Binding property of free scFv against strain DOA9.
ELISA results of soluble scFv antibodies against bacterial targets in both free-living (A) and bacteroid form (B) in plant nodule are illustrated. Rabbit polyclonal antibody and Phage-display scFv were also used in the assay for comparison. Values are the mean of triplicate wells. Error bars show the standard deviation for each set of data. Panel C illustrates binding properties of free scFv against DOA9 in a checkerboard titration experiment. Serial dilutions of soluble scFv antibody ranging from 50–0 μg were add into wells of ELISA plated immobilized with various concentration of boiled DOA9, ranging from 10 to 0 μg of total protein. The Y-axis indicated the OD value and the SD measured from triplicate wells.
Fig 7.
Confocal microscopy images of immunofluorescence staining for Bradyrhizobium sp. prepared from pure culture and plant nodules.

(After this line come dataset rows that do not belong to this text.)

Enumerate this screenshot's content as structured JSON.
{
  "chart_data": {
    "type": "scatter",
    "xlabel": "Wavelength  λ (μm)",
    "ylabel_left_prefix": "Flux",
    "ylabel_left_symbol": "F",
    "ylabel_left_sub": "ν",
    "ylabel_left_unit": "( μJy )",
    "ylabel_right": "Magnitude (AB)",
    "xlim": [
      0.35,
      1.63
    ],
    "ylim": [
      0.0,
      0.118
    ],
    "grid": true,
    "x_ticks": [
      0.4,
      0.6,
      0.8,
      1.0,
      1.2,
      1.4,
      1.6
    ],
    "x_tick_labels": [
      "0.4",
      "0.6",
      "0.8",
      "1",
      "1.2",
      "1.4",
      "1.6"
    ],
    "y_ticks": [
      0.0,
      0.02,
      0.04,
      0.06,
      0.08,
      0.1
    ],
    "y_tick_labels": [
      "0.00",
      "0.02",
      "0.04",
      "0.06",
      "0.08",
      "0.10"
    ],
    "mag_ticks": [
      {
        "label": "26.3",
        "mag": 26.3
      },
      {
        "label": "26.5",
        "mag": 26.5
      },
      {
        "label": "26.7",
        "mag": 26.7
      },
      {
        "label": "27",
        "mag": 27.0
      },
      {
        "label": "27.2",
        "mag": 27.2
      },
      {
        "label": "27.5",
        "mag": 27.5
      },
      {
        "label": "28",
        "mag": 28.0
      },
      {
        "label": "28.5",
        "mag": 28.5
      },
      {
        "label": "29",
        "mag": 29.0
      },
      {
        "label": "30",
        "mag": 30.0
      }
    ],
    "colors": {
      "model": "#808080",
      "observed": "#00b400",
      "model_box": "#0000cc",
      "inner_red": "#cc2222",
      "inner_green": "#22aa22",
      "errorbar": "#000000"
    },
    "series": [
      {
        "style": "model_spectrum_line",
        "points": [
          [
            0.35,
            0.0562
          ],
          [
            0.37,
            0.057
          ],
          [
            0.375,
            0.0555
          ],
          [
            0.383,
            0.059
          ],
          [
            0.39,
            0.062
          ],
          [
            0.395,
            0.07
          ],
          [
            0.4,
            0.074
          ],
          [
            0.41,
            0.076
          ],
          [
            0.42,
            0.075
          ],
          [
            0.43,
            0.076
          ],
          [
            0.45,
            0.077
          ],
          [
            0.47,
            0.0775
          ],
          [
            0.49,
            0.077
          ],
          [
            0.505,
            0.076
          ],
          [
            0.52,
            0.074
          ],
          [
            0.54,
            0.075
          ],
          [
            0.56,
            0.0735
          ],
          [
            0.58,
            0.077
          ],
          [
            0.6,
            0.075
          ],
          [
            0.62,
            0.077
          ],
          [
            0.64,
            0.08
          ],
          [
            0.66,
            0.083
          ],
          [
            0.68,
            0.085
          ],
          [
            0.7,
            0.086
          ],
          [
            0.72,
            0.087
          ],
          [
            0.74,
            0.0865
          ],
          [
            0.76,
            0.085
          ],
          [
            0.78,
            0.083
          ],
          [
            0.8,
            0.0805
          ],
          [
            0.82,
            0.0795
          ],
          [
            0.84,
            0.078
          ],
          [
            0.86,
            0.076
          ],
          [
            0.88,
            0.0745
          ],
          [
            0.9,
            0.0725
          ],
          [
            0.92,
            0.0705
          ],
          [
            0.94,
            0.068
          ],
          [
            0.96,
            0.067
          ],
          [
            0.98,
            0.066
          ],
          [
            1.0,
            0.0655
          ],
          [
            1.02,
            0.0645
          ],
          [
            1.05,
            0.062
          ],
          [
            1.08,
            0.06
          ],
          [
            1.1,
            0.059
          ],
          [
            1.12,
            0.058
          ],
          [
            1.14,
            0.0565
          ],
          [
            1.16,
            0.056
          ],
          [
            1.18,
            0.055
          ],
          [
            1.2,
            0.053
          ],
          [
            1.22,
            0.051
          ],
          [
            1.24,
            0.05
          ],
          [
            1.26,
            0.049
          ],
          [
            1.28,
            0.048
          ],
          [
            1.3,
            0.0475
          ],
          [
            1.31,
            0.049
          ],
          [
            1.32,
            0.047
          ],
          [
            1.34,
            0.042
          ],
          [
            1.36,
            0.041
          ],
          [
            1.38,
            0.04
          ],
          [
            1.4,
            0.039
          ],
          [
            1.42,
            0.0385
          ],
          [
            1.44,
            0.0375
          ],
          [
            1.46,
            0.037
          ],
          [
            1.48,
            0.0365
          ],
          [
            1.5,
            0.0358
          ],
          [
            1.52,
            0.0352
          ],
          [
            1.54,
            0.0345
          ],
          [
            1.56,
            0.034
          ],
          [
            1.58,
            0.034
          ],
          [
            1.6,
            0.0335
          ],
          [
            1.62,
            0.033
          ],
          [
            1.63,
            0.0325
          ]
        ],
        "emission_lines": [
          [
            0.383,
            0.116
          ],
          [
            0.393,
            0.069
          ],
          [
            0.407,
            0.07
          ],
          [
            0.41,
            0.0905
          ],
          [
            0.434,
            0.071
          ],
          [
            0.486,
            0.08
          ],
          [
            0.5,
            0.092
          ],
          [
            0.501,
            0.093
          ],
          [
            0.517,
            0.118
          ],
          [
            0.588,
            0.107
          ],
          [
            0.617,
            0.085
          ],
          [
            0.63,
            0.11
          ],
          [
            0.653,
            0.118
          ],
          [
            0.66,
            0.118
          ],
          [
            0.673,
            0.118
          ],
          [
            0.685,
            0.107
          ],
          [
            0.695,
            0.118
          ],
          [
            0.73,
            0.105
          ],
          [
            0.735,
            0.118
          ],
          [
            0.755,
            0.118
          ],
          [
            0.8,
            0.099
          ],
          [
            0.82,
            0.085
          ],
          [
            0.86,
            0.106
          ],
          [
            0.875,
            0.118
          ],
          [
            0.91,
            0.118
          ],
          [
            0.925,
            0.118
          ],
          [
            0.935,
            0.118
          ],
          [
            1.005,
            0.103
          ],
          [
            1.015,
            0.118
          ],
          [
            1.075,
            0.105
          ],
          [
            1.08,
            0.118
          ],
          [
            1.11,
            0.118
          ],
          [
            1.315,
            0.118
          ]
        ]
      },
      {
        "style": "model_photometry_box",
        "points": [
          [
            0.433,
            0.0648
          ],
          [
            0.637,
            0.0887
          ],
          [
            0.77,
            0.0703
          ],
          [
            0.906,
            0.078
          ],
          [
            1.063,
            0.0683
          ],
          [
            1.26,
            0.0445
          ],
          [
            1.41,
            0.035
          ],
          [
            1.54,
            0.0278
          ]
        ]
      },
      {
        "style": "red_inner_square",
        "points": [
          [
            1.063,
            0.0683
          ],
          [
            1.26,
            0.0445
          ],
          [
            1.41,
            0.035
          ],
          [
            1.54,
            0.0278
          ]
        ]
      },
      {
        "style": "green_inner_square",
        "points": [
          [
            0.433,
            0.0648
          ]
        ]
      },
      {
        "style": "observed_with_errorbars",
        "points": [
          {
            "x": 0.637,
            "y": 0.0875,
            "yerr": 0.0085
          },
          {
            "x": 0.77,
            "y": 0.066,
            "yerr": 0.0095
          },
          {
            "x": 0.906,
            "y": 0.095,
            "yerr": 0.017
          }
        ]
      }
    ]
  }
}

Immunofluorescence staining of various bacterial targets in both pure culture and nodule forms are shown. The bacteria tested include Bradyrhizobium sp. strains DOA9 (A), SUTN9-2 (B), SUTN1-12 (C), and USDA110 (D). The bacterial samples were stained with various antibodies, i.e., rabbit polyclonal antibody, two clones of phage-displayed rabbit scFv, i.e., RB9 and RG8, which contained identical DNA sequence. Phage-displayed scFv antibody clone 3C1 that bind aflatoxin B1 was used as a negative control. Green spots indicated the green fluorescent staining of phage display scFv or polyclonal antibody, using secondary antibody conjugated to FITC. Plant cell walls were stained with a blue fluorophore (Calcofluor white M2R) and emitted blue color. The bacteroid are shown as green spots inside a blue plant cavity. Scale bar is 10 μm at 80× magnification, and 100 μm at 10× magnification for pure culture and nodule samples, respectively.
Fig 8.
Investigation of the morphology of symbiotic nodule using phage-displayed scFv clone bDOA9rb8.
Bright field and immunofluorescence staining images from confocal microscopy of bacteriod form of Bradyrhizobium sp. DOA9 in plant nodules at different magnifications are shown. Sample in A was detected with negative phage clone 3C1; B rabbit polyclonal antibody, or C the phage-displayed scFv clone bDOA9rb8 from this study. Blue color indicated the plate cell wall that was stained with blue fluorophore. Scale bar is 100 μm at 10X magnification and 50 μm at 40X magnifications.
Fig 9.
Determination of limit of detection (LOD) of whole cell DOA9 by phage ELISA using phage-displayed scFv bDOA9rb8.
The 5-fold dilution series of whole cell DOA9 was prepared in sodium carbonate buffer starting from 1.3×107, 2.6×106, 5.2×105, 1×105, 2×104, 4×103, 8×102, 1.6×102, and 0 cell/well. Phage-displayed scFv bDOA9rb8 was added at 1012 pfu/μl/well and detected by Phage ELISA as described. The lowest number of cells that gave the good signal from ELISA (indicated by arrow) was the detection limit of Bradyrhizobium sp. DOA9 in form of whole cell antigen.